Quando, lo scorso dicembre, ho avuto la fortuna di conoscere Gianni Milano (poeta e pedagogista italiano, classe 1938) mi è sembrato un segno del destino. Poter attingere ai ricordi di un protagonista di quegli anni, collaboratore della Pivano, partecipe della contestazione, l’ho giudicata un’occasione imperdibile.
Nel prossimo appuntamento di Polvere di Stelle, Milano ci aiuterà a ricostruire il caleidoscopio con i pezzi originali mancanti. Vi aspettiamo.
Fulminata sulla via della recitazione a 9 anni, volevo fare la filmmaker a 14 e sognavo la trasposizione cinematografica dei miei romanzi a 17. Solo a 18 anni ho iniziato a flirtare col cinema d'autore ed a scrivere per La Gazzetta di Casalpalocco e per il Messaggero, sotto lo sguardo attento del mio indimenticato maestro, il giornalista Fabrizio Schneider. Alla fine degli anni 90, durante gli studi di Filosofia prima e di Psicologia poi, ho dato vita ad un progetto di ricettività ecologica: un rifugio d'autore, dove gli artisti potessero concentrare la loro vena creativa, premiato dalla Comunità Europea. Attualmente sono autrice della rubrica "Polvere di stelle" sul magazine art a part of cult(ure) e collaboro con altre testate giornalistiche; la mia passione è sempre la sceneggiatura, con due progetti nel cassetto, che spero di poter realizzare a breve.
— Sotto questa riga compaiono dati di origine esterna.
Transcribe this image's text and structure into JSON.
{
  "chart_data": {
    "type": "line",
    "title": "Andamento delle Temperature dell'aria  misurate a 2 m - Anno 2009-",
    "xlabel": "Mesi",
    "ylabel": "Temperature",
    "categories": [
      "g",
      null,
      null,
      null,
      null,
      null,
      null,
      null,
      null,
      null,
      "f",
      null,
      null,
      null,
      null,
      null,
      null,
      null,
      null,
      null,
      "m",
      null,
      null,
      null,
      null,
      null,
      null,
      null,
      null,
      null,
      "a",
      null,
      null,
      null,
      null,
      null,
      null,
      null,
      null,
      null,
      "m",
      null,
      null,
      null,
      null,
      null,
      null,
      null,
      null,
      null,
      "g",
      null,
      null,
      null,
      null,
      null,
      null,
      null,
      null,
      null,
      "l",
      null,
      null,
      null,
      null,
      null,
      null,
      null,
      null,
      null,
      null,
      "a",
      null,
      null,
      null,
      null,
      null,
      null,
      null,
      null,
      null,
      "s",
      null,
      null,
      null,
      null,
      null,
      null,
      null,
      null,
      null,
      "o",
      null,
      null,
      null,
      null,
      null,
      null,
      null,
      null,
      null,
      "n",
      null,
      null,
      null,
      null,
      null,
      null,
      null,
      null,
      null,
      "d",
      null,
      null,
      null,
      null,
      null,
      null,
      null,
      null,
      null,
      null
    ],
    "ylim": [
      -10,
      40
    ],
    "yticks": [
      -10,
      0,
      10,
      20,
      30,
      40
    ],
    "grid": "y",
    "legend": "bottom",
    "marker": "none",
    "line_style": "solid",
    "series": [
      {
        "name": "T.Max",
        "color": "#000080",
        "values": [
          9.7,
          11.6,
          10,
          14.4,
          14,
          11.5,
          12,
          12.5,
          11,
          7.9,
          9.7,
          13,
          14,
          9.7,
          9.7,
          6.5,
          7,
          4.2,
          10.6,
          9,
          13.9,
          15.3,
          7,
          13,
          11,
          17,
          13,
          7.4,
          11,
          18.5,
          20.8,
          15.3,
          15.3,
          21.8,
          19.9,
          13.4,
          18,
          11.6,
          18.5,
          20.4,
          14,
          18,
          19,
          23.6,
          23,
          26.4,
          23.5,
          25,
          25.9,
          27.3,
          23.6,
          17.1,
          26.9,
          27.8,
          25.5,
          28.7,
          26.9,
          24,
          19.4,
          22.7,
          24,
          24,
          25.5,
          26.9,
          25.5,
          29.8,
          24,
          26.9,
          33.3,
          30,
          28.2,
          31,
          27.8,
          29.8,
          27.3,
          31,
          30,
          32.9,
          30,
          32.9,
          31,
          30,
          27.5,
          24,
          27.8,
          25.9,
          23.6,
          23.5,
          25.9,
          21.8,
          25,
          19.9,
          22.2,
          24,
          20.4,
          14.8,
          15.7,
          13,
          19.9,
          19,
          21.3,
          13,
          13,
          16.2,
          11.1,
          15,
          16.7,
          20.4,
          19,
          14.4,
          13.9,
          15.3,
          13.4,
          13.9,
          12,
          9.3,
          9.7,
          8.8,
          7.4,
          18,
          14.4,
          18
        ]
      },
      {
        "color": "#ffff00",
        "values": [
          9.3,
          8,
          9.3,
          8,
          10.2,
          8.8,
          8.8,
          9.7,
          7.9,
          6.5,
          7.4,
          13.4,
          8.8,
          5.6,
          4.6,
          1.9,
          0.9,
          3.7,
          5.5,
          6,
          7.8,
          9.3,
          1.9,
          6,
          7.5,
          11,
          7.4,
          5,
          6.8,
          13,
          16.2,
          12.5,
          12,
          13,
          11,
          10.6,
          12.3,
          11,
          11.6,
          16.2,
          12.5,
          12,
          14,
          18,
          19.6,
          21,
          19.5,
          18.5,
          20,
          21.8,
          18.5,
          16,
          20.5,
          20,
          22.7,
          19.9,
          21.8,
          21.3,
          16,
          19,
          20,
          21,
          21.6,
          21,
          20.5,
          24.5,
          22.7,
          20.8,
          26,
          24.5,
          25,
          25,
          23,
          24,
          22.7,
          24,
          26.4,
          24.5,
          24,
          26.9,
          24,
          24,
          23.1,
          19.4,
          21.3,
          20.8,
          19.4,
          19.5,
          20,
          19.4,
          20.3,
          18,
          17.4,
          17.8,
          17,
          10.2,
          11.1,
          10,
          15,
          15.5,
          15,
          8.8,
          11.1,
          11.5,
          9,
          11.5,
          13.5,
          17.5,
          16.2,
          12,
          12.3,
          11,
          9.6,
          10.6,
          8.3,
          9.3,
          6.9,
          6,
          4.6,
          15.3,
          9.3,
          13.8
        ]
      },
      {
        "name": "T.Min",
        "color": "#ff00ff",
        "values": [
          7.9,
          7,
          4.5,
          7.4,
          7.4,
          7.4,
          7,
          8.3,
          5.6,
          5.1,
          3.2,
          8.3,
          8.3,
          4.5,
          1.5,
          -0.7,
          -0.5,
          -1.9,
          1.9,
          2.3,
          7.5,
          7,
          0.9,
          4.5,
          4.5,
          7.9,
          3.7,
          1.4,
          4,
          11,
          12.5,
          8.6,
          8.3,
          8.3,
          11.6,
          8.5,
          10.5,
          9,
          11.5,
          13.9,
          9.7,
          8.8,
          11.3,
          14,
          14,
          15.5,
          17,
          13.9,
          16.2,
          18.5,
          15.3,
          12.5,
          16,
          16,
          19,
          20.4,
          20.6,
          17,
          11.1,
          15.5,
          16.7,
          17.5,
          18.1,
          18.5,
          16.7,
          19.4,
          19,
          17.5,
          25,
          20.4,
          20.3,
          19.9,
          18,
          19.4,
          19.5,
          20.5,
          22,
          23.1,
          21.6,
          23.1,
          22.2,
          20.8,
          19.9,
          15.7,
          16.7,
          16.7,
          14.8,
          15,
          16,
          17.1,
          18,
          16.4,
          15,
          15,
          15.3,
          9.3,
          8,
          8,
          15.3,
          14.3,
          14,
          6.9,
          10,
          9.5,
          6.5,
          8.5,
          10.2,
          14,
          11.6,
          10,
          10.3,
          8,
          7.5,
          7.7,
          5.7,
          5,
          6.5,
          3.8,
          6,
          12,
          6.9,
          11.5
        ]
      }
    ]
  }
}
Grazie, bellissimo articolo! I fiori ci sono ancora, sono solo un po’ più rari! ciao ✌️
Avete sottolineato l’essenza. Grazie di cuore.
Sono commosso di queste parole vissute nel tempo con Fernanda da Ginsberg a Keruac a molti altri momenti di manifeste esaltazioni culturali , letture happening Ed experienze psicadeliche. The Beat goes on.
Sono contenta che ti sia piaciuto. Non perderti la seconda parte di #PeaceReport, con l’intervista a Gianni Milano.
Molto bello il tuo articolo. E tanti fiori a venire!!!